As influências e as identidades suplantam muitas vezes os condicionalismos da genética!

Dan Arsky Lombardi disse...

Raquel Amadei Barbiellini
dani
que lindo
me fez rir
chorar
e sentir saudade
que delicia de leitura,
de lembranca
um pouquinho do seu sangue em mim agora!
simples e lindo!
ele ia amar

Irene Dzimidas
Dan, li seu texto sobre o Amadeu, e penso que certos relacionamentos não podem e nem devem ser explicados pela genética, e esse com o Amadeu é um desses, se vc acha estranho o seu com ele imagine o meu! e tenho um grande carinho e respeito por ele, e assim como vc guardo com usura as conversas que tivemos principalmente na cozinha da casa da Francisco Teles Dourado.Certas coisas só fazem sentido em outro plano, nesse, temos mais é que aproveitar! beijos

Mônica Ferraz de Arruda Algumas pessoas sao inesqueciveis, e deixam em nos uma marca intensa.

Daniel Amadei
Mandou bem xará, e primo dos primos. O sangue tá no grito mudo. Parabéns pelo blog bem inspirado. Que venham as outras centenas de berros, traços e gestos bacanas que você traz no teu grito-sangue de canhoto.
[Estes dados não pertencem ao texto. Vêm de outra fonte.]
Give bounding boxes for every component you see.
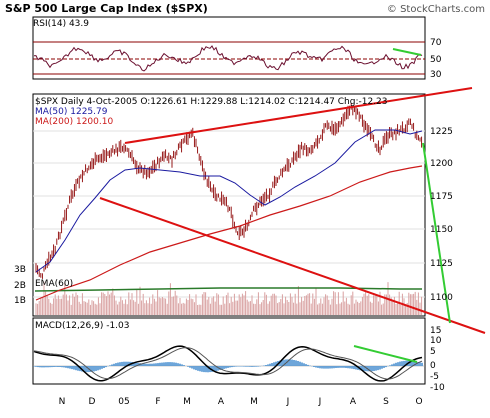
macd-divergence-line — [353, 345, 418, 363]
x-label-m2: M — [250, 397, 258, 407]
price-info-line: $SPX Daily 4-Oct-2005 O:1226.61 H:1229.8… — [35, 97, 388, 107]
macd-tick-minus10: -10 — [430, 383, 445, 393]
rsi-divergence-line — [392, 48, 422, 56]
x-label-m: M — [183, 397, 191, 407]
macd-signal-line — [33, 347, 423, 380]
rsi-level-30: 30 — [430, 70, 442, 80]
rsi-level-50: 50 — [430, 55, 442, 65]
x-label-a2: A — [350, 397, 357, 407]
upper-trendline — [124, 87, 473, 144]
macd-tick-10: 10 — [430, 336, 442, 346]
macd-tick-5: 5 — [430, 347, 436, 357]
x-label-o: O — [415, 397, 422, 407]
macd-tick-15: 15 — [430, 326, 441, 336]
price-tick-1200: 1200 — [430, 159, 453, 169]
rsi-panel — [32, 16, 426, 80]
rsi-label: RSI(14) 43.9 — [33, 19, 89, 29]
x-label-05: 05 — [118, 397, 129, 407]
macd-tick-0: 0 — [430, 361, 436, 371]
volume-bars — [35, 281, 423, 315]
ma50-line — [35, 129, 423, 273]
price-tick-1175: 1175 — [430, 192, 453, 202]
price-tick-1125: 1125 — [430, 259, 453, 269]
ma200-label: MA(200) 1200.10 — [35, 117, 113, 127]
green-projection-line — [422, 142, 451, 324]
rsi-line — [33, 45, 423, 72]
chart-credit: © StockCharts.com — [387, 4, 485, 15]
ma200-line — [35, 165, 423, 301]
price-tick-1225: 1225 — [430, 127, 453, 137]
macd-label: MACD(12,26,9) -1.03 — [35, 321, 130, 331]
chart-title: S&P 500 Large Cap Index ($SPX) — [5, 2, 208, 15]
x-label-d: D — [89, 397, 96, 407]
volume-tick-1b: 1B — [14, 296, 26, 306]
volume-ema-label: EMA(60) — [35, 279, 73, 289]
lower-trendline — [99, 197, 486, 334]
macd-line — [33, 345, 423, 382]
x-axis-labels: N D 05 F M A M J J A S O — [59, 397, 423, 407]
x-label-a: A — [218, 397, 225, 407]
macd-tick-minus5: -5 — [430, 372, 439, 382]
ma50-label: MA(50) 1225.79 — [35, 107, 108, 117]
price-tick-1100: 1100 — [430, 293, 453, 303]
x-label-j2: J — [318, 397, 322, 407]
volume-tick-3b: 3B — [14, 265, 26, 275]
rsi-level-70: 70 — [430, 38, 442, 48]
x-label-f: F — [155, 397, 160, 407]
x-label-n: N — [59, 397, 66, 407]
x-label-j: J — [286, 397, 290, 407]
x-label-s: S — [383, 397, 389, 407]
volume-ema-line — [34, 287, 422, 292]
volume-tick-2b: 2B — [14, 281, 26, 291]
price-tick-1150: 1150 — [430, 225, 453, 235]
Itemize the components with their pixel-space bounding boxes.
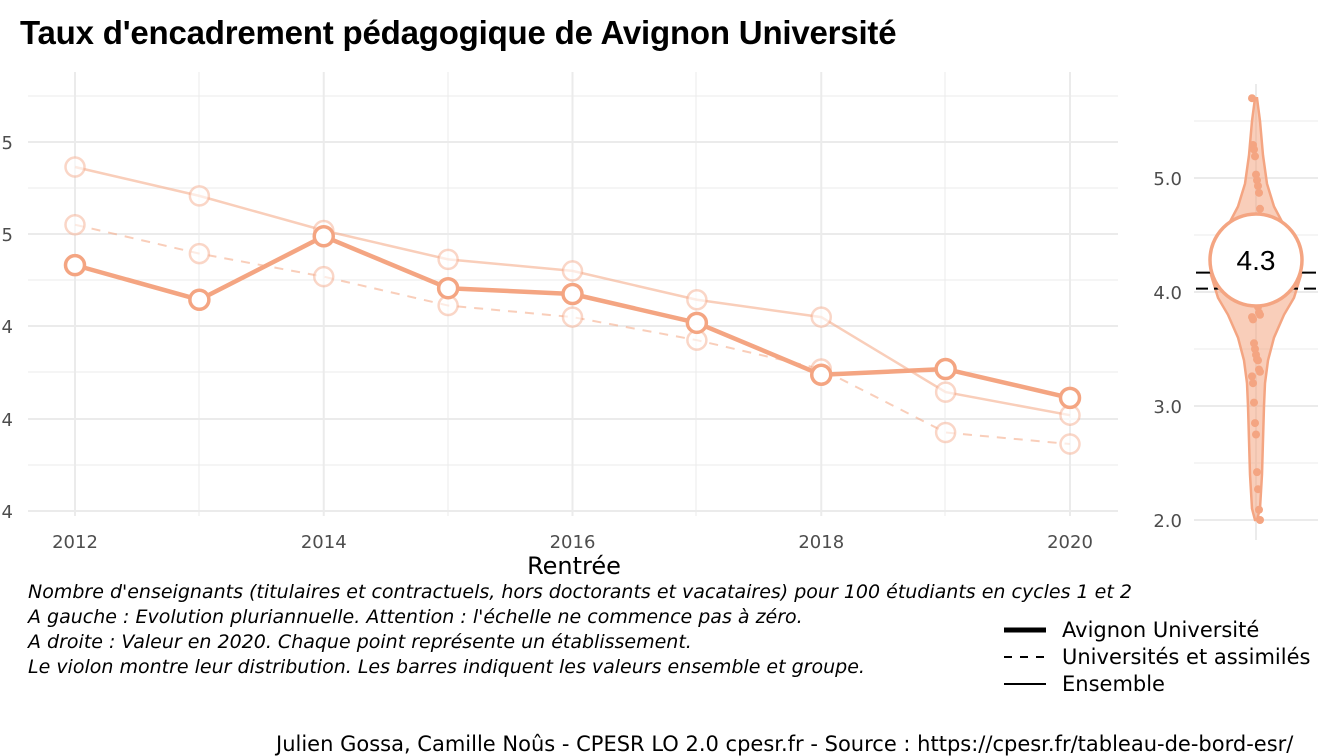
legend-key-solid-thick — [1004, 625, 1046, 635]
y-tick-label: 4.0 — [1153, 283, 1182, 304]
data-point — [188, 185, 211, 207]
y-tick-label: 5 — [2, 225, 13, 246]
note-line: Nombre d'enseignants (titulaires et cont… — [28, 581, 1132, 603]
legend-key-dashed — [1004, 652, 1046, 662]
data-point — [188, 288, 211, 312]
data-point — [810, 306, 832, 328]
y-tick-label: 4 — [2, 502, 13, 523]
establishment-point — [1253, 468, 1261, 477]
y-tick-label: 3.0 — [1153, 397, 1182, 418]
establishment-point — [1249, 315, 1257, 324]
data-point — [934, 381, 957, 403]
data-point — [188, 242, 211, 265]
x-tick-label: 2012 — [52, 532, 98, 553]
legend-item-avignon: Avignon Université — [1004, 616, 1310, 643]
data-point — [934, 357, 957, 381]
legend-label: Universités et assimilés — [1062, 644, 1311, 669]
data-point — [312, 225, 335, 248]
y-tick-label: 5 — [2, 133, 13, 154]
violin-panel: 2.0 3.0 4.0 5.0 4.3 — [1153, 84, 1318, 540]
data-point — [685, 311, 709, 335]
establishment-point — [1251, 152, 1259, 161]
x-tick-label: 2016 — [550, 532, 596, 553]
line-chart-panel: 5 5 4 4 4 2012 2014 2016 2018 2020 Rentrée — [2, 72, 1118, 580]
y-tick-label: 2.0 — [1153, 511, 1182, 532]
data-point — [810, 363, 833, 387]
data-point — [64, 213, 86, 236]
establishment-point — [1254, 485, 1262, 494]
establishment-point — [1255, 505, 1263, 514]
establishment-point — [1248, 372, 1256, 381]
x-axis-title: Rentrée — [527, 552, 621, 580]
establishment-point — [1256, 367, 1264, 376]
legend-item-universites: Universités et assimilés — [1004, 643, 1310, 670]
legend-label: Ensemble — [1062, 671, 1165, 696]
y-tick-label: 4 — [2, 410, 13, 431]
y-tick-label: 5.0 — [1153, 169, 1182, 190]
data-point — [934, 421, 957, 444]
data-point — [686, 289, 708, 311]
data-point — [437, 248, 459, 271]
x-tick-label: 2018 — [798, 532, 844, 553]
x-tick-label: 2020 — [1047, 532, 1093, 553]
highlight-value: 4.3 — [1237, 245, 1276, 276]
legend: Avignon Université Universités et assimi… — [1004, 616, 1310, 697]
establishment-point — [1250, 145, 1258, 154]
chart-title: Taux d'encadrement pédagogique de Avigno… — [20, 14, 897, 51]
data-point — [561, 260, 584, 282]
legend-key-solid-thin — [1004, 679, 1046, 689]
chart-notes: Nombre d'enseignants (titulaires et cont… — [28, 580, 1132, 680]
note-line: A droite : Valeur en 2020. Chaque point … — [28, 631, 692, 653]
legend-label: Avignon Université — [1062, 617, 1260, 642]
establishment-point — [1256, 204, 1264, 213]
data-point — [436, 276, 460, 300]
establishment-point — [1255, 188, 1263, 197]
establishment-point — [1251, 419, 1259, 428]
establishment-point — [1256, 516, 1264, 524]
series-line — [74, 223, 1071, 446]
establishment-point — [1254, 356, 1262, 365]
x-tick-label: 2014 — [301, 532, 347, 553]
data-point — [1059, 433, 1081, 455]
data-point — [1058, 386, 1082, 410]
data-point — [561, 282, 584, 306]
data-point — [313, 265, 335, 288]
establishment-point — [1252, 430, 1260, 439]
legend-item-ensemble: Ensemble — [1004, 670, 1310, 697]
establishment-point — [1249, 379, 1257, 388]
note-line: Le violon montre leur distribution. Les … — [28, 656, 865, 678]
establishment-point — [1254, 181, 1262, 190]
data-point — [561, 306, 584, 328]
source-caption: Julien Gossa, Camille Noûs - CPESR LO 2.… — [276, 732, 1294, 756]
highlight-circle — [1208, 212, 1304, 308]
establishment-point — [1256, 310, 1264, 319]
y-tick-label: 4 — [2, 317, 13, 338]
data-point — [63, 253, 87, 277]
establishment-point — [1250, 398, 1258, 407]
data-point — [64, 156, 86, 178]
establishment-point — [1248, 94, 1256, 103]
note-line: A gauche : Evolution pluriannuelle. Atte… — [28, 606, 803, 628]
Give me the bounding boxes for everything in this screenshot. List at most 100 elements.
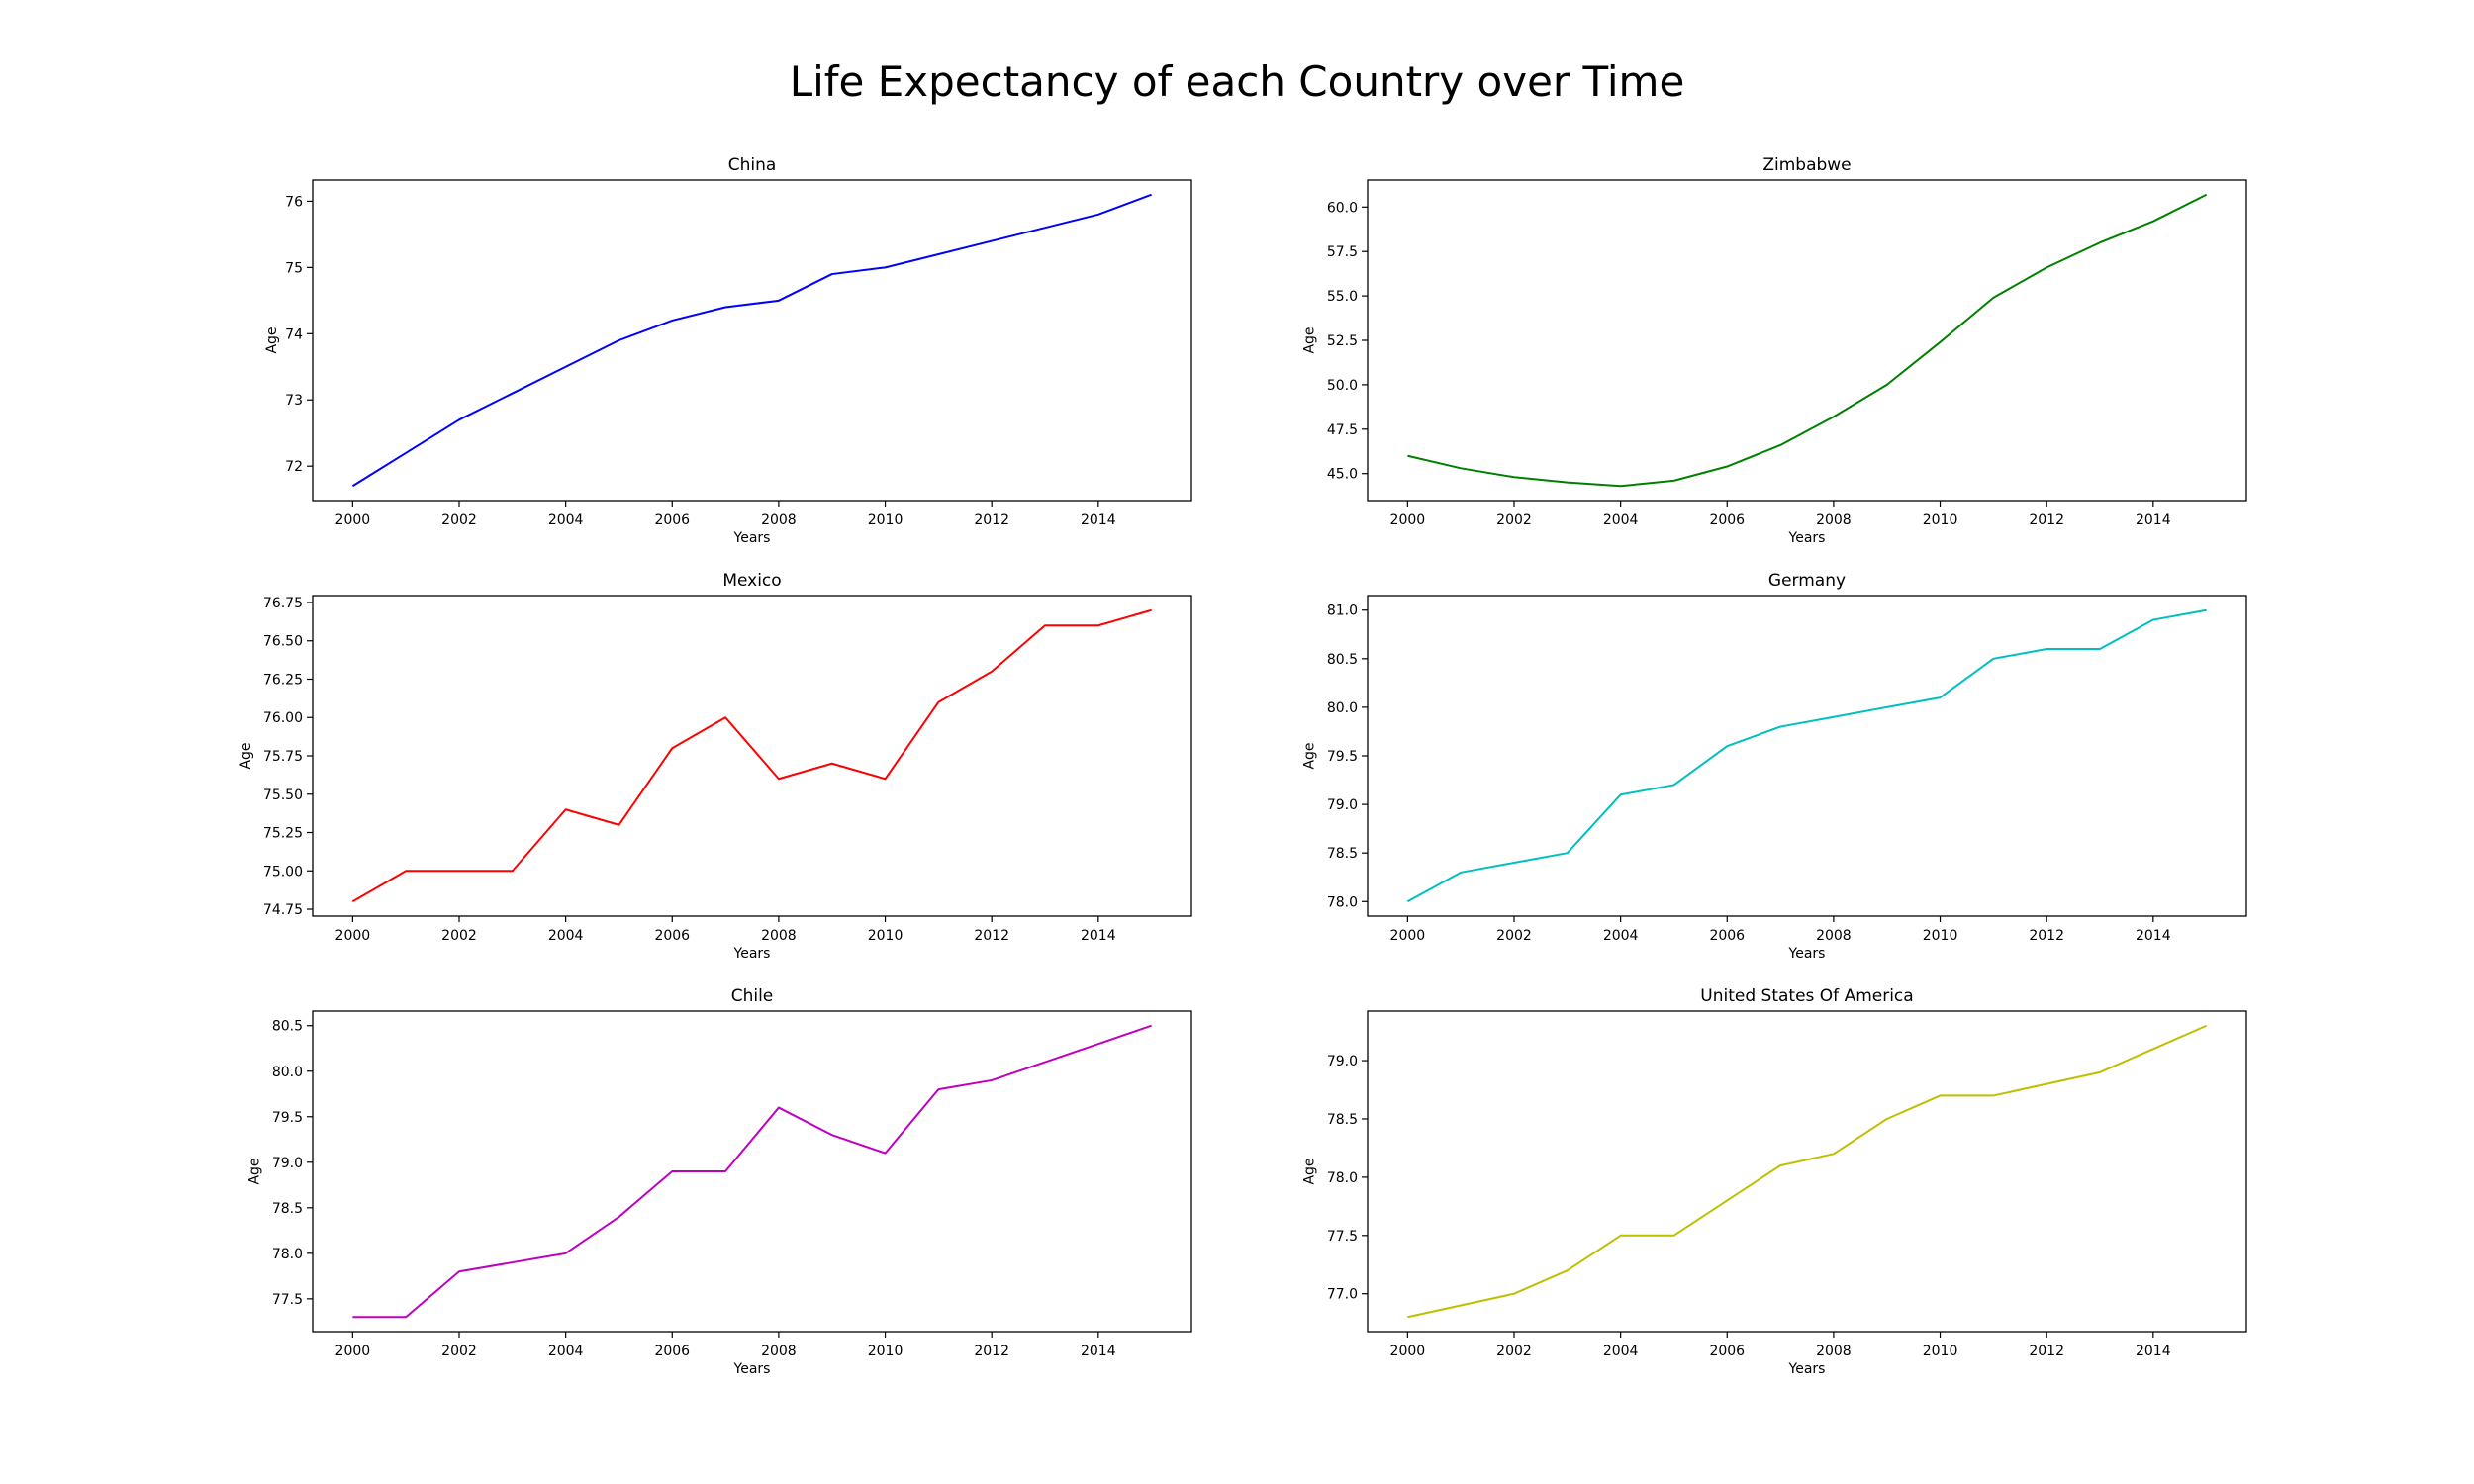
x-tick-label-2002: 2002: [441, 1344, 477, 1359]
y-axis-label: Age: [238, 742, 254, 769]
data-point-2001: [1460, 467, 1462, 469]
data-point-2004: [565, 1252, 567, 1254]
x-axis-label: Years: [733, 1361, 771, 1377]
data-point-2006: [1726, 1199, 1728, 1201]
y-tick-label-81-0: 81.0: [1327, 603, 1358, 619]
x-axis-label: Years: [733, 946, 771, 962]
subplot-title-zimbabwe: Zimbabwe: [1762, 155, 1851, 175]
data-point-2005: [618, 824, 619, 826]
figure-title: Life Expectancy of each Country over Tim…: [789, 57, 1685, 106]
x-tick-label-2004: 2004: [548, 1344, 584, 1359]
data-point-2006: [1726, 466, 1728, 468]
y-tick-label-77-5: 77.5: [272, 1292, 303, 1308]
data-point-2009: [831, 763, 833, 765]
data-point-2005: [618, 1216, 619, 1218]
x-tick-label-2006: 2006: [1709, 928, 1745, 944]
data-point-2012: [991, 1079, 993, 1081]
y-tick-label-79-0: 79.0: [272, 1156, 303, 1171]
y-tick-label-80-0: 80.0: [1327, 700, 1358, 716]
data-point-2003: [1567, 482, 1569, 484]
data-point-2012: [991, 671, 993, 673]
x-tick-label-2008: 2008: [1816, 512, 1852, 528]
data-point-2013: [1044, 1062, 1046, 1064]
x-tick-label-2000: 2000: [1390, 1344, 1426, 1359]
subplot-title-china: China: [728, 155, 777, 175]
data-point-2007: [1779, 1164, 1781, 1166]
y-tick-label-75-50: 75.50: [263, 788, 303, 803]
data-point-2011: [1992, 297, 1994, 299]
data-point-2000: [1406, 455, 1408, 457]
x-tick-label-2008: 2008: [1816, 1344, 1852, 1359]
y-tick-label-47-5: 47.5: [1327, 422, 1358, 438]
data-point-2002: [458, 1270, 460, 1272]
data-point-2013: [1044, 227, 1046, 229]
y-tick-label-72: 72: [285, 459, 303, 475]
y-tick-label-78-0: 78.0: [1327, 1170, 1358, 1186]
data-point-2012: [991, 240, 993, 242]
plot-frame: [312, 179, 1192, 502]
data-point-2011: [1992, 1094, 1994, 1096]
data-point-2002: [458, 870, 460, 872]
y-tick-label-55-0: 55.0: [1327, 289, 1358, 305]
data-point-2011: [937, 701, 939, 703]
x-tick-label-2010: 2010: [868, 928, 904, 944]
x-tick-label-2000: 2000: [335, 928, 371, 944]
x-tick-label-2012: 2012: [2029, 512, 2064, 528]
x-tick-label-2006: 2006: [654, 928, 690, 944]
x-tick-label-2008: 2008: [761, 512, 797, 528]
data-point-2010: [885, 1153, 887, 1155]
x-tick-label-2004: 2004: [548, 512, 584, 528]
data-point-2007: [724, 716, 726, 718]
plot-frame: [1367, 179, 2247, 502]
y-tick-label-57-5: 57.5: [1327, 244, 1358, 260]
data-point-2013: [2099, 648, 2101, 650]
y-axis-label: Age: [247, 1158, 263, 1184]
data-point-2001: [405, 870, 407, 872]
series-line-germany: [1406, 608, 2207, 903]
data-point-2001: [405, 1316, 407, 1318]
series-line-zimbabwe: [1407, 193, 2208, 488]
data-point-2014: [2152, 619, 2154, 621]
y-tick-label-50-0: 50.0: [1327, 378, 1358, 394]
y-tick-label-76-50: 76.50: [263, 634, 303, 650]
data-point-2004: [565, 366, 567, 368]
x-tick-label-2010: 2010: [868, 512, 904, 528]
subplot-title-mexico: Mexico: [722, 571, 781, 591]
y-tick-label-80-5: 80.5: [272, 1019, 303, 1035]
plot-frame: [1367, 595, 2247, 917]
x-tick-label-2014: 2014: [2136, 1344, 2171, 1359]
data-point-2015: [2206, 1025, 2208, 1027]
y-tick-label-79-0: 79.0: [1327, 1054, 1358, 1069]
data-point-2000: [1406, 900, 1408, 902]
data-point-2003: [1567, 852, 1569, 854]
y-tick-label-76: 76: [285, 194, 303, 210]
data-point-2004: [1620, 1235, 1622, 1237]
y-tick-label-78-5: 78.5: [1327, 846, 1358, 862]
data-point-2001: [1460, 1304, 1462, 1306]
data-point-2008: [778, 300, 780, 302]
data-point-2002: [1513, 1293, 1515, 1295]
data-point-2014: [1097, 1043, 1099, 1045]
data-point-2002: [1513, 862, 1515, 864]
x-tick-label-2002: 2002: [441, 928, 477, 944]
x-tick-label-2000: 2000: [1390, 512, 1426, 528]
y-tick-label-77-5: 77.5: [1327, 1229, 1358, 1245]
data-point-2007: [1779, 726, 1781, 728]
y-tick-label-75: 75: [285, 260, 303, 276]
data-point-2007: [1779, 444, 1781, 446]
x-tick-label-2002: 2002: [1496, 512, 1532, 528]
y-tick-label-74-75: 74.75: [263, 902, 303, 918]
y-tick-label-73: 73: [285, 393, 303, 409]
data-point-2002: [458, 418, 460, 420]
series-line-united-states-of-america: [1407, 1024, 2208, 1319]
data-point-2011: [937, 1088, 939, 1090]
y-tick-label-78-5: 78.5: [1327, 1112, 1358, 1128]
x-tick-label-2014: 2014: [2136, 512, 2171, 528]
x-tick-label-2006: 2006: [1709, 1344, 1745, 1359]
data-point-2014: [1097, 624, 1099, 626]
data-point-2009: [831, 1134, 833, 1136]
data-point-2013: [1044, 624, 1046, 626]
y-tick-label-76-00: 76.00: [263, 710, 303, 726]
data-point-2008: [778, 1107, 780, 1109]
y-tick-label-45-0: 45.0: [1327, 467, 1358, 483]
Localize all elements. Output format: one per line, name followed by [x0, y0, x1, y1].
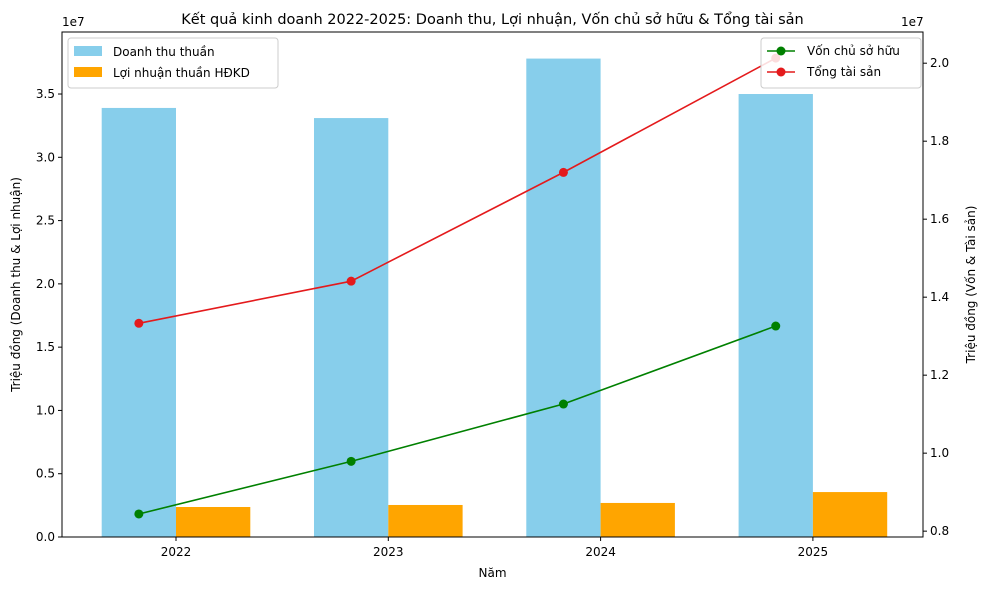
bar-profit-2023: [388, 504, 463, 537]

Thiago Ferraz de Arruda Muito bom Dani. Apenas uma correção: O Sebo era desorganizado mesmo e não muito limpo. Ele não era só o nosso tio como o foi e é de todos aqueles que o conheceram. Mande essa imagem em um aqruivo para eu imprimir e colocar no sebo. Ela vai gostar...

Dan Arsky
Eu já entrei em alguns sebos que fariam você mudar de opinião quanto ao do tio Amadeu. Verdadeiras repúblicas de ácaros, mofo e traças. O do tio Amadeu era quase um luxo imperial. hehehe Mandei a imagem e o negativo para o seu email do hotmail.

Thiago Ferraz de Arruda
Já está impresso e logo está pendurado lá !
Agora o sebo tem até computador...
Ele só não se revira no caixão porque foi cremado!
Ele permitiria esse tipo de brincadeira...

Monique Burigo Marin disse...

Sebos sempre me atraíram. Tenho mania de gostar daquilo que me faz mal. Bom é encontrar alguém compatível e disposto a doar aquilo que tem de melhor.
Bela homenagem, Dan!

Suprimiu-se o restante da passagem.